In similar speeches in New York and Caracas, Venezuela on the week-end, the IMF Managing Director said the critics have mostly been misinformed about what the IMF is actually doing.
The programs the fund put together to help Thailand, Indonesia and South Korea were not the usual extreme belt tightening, he said. Quite the contrary, they were a "marked departure" from the kind of reform programs the IMF has traditionally supported, Camdessus said.
"The centerpiece of each program is not a set of austerity measures to restore macroeconomic balance, but a set of forceful, far-reaching structural reforms to strengthen financial systems, increase transparency, open markets and, in so doing, restore market confidence," he said.
The only tightening required, said Camdessus, was a sharp but temporary rise in interest rates to halt the rapid exodus of capital fleeing those countries at the first hint of trouble.
Deep currency depreciations are not part of the IMF design, he said, and in fact the currency declines in Asia have been far worse than warranted or desirable. But to reverse that situation, the fund had to demand temporarily high rates to retain the capital still in the country and attract others back.
The cost of those higher interest rates is far less to most companies than the losses they suffer from long, steep slides in the value of their domestic currencies, he said.
To the criticism that the fund's recommendations are too hard in forcing local banks to close and leaving small businesses cut-off from financial resources, Camdessus said the critics miss the point.
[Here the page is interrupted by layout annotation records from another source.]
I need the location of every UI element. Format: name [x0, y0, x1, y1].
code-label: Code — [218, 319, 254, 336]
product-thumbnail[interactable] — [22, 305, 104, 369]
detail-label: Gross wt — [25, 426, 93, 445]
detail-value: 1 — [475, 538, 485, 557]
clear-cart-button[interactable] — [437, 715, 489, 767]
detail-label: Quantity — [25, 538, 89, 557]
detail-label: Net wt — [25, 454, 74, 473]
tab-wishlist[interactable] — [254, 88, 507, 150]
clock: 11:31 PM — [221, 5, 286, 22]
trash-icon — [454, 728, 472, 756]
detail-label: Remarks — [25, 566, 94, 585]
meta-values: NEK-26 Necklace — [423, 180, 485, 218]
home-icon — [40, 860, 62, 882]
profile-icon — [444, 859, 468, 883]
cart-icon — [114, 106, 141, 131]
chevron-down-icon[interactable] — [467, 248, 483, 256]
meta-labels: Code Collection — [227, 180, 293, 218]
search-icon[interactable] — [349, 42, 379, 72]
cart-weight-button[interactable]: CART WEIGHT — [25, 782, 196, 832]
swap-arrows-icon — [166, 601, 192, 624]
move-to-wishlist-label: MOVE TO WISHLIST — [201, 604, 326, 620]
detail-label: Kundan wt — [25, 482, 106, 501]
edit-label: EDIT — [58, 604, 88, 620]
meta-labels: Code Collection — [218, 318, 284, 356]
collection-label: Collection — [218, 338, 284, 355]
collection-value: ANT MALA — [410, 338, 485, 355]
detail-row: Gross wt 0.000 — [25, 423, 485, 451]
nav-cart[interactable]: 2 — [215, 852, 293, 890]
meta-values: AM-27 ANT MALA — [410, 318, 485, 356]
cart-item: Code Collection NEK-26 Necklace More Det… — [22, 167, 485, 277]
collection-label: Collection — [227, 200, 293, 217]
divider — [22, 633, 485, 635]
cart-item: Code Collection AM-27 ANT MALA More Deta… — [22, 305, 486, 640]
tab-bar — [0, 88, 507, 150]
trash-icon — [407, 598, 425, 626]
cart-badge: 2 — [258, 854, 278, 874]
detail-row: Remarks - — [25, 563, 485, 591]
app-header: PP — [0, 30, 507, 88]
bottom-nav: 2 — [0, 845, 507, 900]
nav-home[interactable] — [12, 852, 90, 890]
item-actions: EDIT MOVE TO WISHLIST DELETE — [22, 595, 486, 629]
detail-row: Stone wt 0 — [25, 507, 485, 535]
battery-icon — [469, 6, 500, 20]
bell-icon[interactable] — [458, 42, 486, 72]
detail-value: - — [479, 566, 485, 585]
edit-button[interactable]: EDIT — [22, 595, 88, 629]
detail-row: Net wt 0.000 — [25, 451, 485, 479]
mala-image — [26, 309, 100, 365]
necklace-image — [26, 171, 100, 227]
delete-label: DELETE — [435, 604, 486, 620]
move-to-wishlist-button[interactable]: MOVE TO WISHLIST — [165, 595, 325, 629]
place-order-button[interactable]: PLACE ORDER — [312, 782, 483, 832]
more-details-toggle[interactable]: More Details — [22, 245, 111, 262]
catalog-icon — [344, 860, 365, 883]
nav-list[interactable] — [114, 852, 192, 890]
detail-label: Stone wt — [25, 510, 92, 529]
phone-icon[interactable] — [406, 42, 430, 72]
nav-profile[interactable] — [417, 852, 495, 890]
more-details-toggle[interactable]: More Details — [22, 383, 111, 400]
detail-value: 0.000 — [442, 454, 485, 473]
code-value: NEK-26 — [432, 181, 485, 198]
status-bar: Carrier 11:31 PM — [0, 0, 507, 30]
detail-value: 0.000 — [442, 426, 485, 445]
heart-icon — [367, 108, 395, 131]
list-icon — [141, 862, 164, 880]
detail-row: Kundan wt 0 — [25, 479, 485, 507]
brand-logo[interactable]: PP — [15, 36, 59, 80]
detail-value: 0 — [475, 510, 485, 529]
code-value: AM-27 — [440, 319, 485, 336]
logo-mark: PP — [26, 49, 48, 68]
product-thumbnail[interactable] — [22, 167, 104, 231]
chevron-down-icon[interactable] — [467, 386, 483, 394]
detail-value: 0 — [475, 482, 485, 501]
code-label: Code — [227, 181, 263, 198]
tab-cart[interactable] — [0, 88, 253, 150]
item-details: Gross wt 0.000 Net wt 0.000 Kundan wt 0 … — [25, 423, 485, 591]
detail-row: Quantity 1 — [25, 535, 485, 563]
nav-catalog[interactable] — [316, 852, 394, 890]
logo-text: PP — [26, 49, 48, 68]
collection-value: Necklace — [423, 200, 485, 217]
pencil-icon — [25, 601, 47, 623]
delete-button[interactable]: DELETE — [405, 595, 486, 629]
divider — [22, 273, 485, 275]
"It would be a mistake to allow clearly bankrupt banks to remain open as this would only perpetuate the region's financial crisis, not resolve it," said Camdessus. The best course is to recapitalize (rebuild the financial structure) or close insolvent banks, protect small depositors and require shareholders to take their loses.
Camdessus said there is need for continued review and refinement of the international financial institutions and their role, but there is no denying their central value to the global economy.
He said there are six pillars upon which continued reform of the IMF and other global institutions should be built, including more effective IMF surveillance over countries' economic policies, fuller disclosure of all relevant economic and financial data, regional surveillance among neighboring countries, general financial sector reform, including better national regulation and supervision, and more effective structures for orderly debt workouts, including for the private sector.
Camdessus said there is also need for an "orderly liberalization" of international capital flows, but not a "mad rush" to full immediate liberalization nor a return to antiquated restraints. "The last thing you must liberalize is the very short-term capital movements," he said, recalling both the effects of too-quick withdrawal of short-term capital from Asia, on the one hand, and Chile's disastrous attempt to impose full controls on short-term flows.
Camdessus added another pillar after speaking -- the need to fight corruption at every level.